The JW Marriott Jakarta is a 5 star luxury hotel in Mega Kuningan, South Jakarta, Indonesia. The hotel is adjacent to the sister Ritz-Carlton Jakarta Hotel. The hotel—operated by JW Marriott—was opened in 2001 and offers 333 rooms and suites. It has been bombed twice, first in 2003 and the second time in 2009 by terrorists. The hotel has sustained $500 million in damage from its two deadly bombings. There are now five layers of blast walls surrounding the hotel, armed security personnel, and magnetometers to enter the hotel.

==Incidents==

It has been bombed twice, first in 2003 and the second time in 2009 by terrorists. On 5 August 2003, a suicide bomber detonated a car bomb outside the lobby of the JW Marriott Hotel, killing twelve people and injuring 150. Among those killed were eight Indonesian, one Dutch, one Danish, and two Chinese people. The hotel was viewed as a Western symbol, and had been used by the United States embassy for various events. The hotel was closed for five weeks and reopened to the public on 8 September.

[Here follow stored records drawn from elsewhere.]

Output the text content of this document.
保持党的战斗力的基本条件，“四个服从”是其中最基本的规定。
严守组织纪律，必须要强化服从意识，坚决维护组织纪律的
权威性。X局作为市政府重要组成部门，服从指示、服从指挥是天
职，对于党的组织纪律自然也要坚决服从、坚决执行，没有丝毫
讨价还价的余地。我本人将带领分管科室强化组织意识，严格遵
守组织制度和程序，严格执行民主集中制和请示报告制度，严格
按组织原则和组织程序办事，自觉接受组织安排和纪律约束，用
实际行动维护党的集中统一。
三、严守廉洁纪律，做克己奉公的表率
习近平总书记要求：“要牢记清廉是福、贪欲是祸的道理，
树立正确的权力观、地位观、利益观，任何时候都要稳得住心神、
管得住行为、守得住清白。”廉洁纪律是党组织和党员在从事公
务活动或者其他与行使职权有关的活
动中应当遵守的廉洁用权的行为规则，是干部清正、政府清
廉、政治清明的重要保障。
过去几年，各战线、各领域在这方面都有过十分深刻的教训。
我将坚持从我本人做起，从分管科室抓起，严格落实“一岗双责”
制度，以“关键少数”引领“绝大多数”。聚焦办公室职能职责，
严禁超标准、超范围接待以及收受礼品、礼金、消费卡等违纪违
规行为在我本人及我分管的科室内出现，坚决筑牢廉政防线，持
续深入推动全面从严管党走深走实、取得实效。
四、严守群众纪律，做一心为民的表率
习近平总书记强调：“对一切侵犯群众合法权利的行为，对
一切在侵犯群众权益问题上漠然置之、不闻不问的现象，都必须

On 17 July 2009, at around 7:50 am local time (0:50 UTC), the JW Marriott Hotel and the Ritz-Carlton Hotel in Jakarta, were hit by separate bombings five minutes apart. Three of the seven victims who were killed were Australians, two from the Netherlands, and one each from New Zealand and Indonesia. More than 50 people were injured in the blasts. Both blasts were caused by suicide bombers, who checked into the hotels as paying guests several days earlier. The twin suicide bombings came four years after the last serious terrorist attack in Indonesia.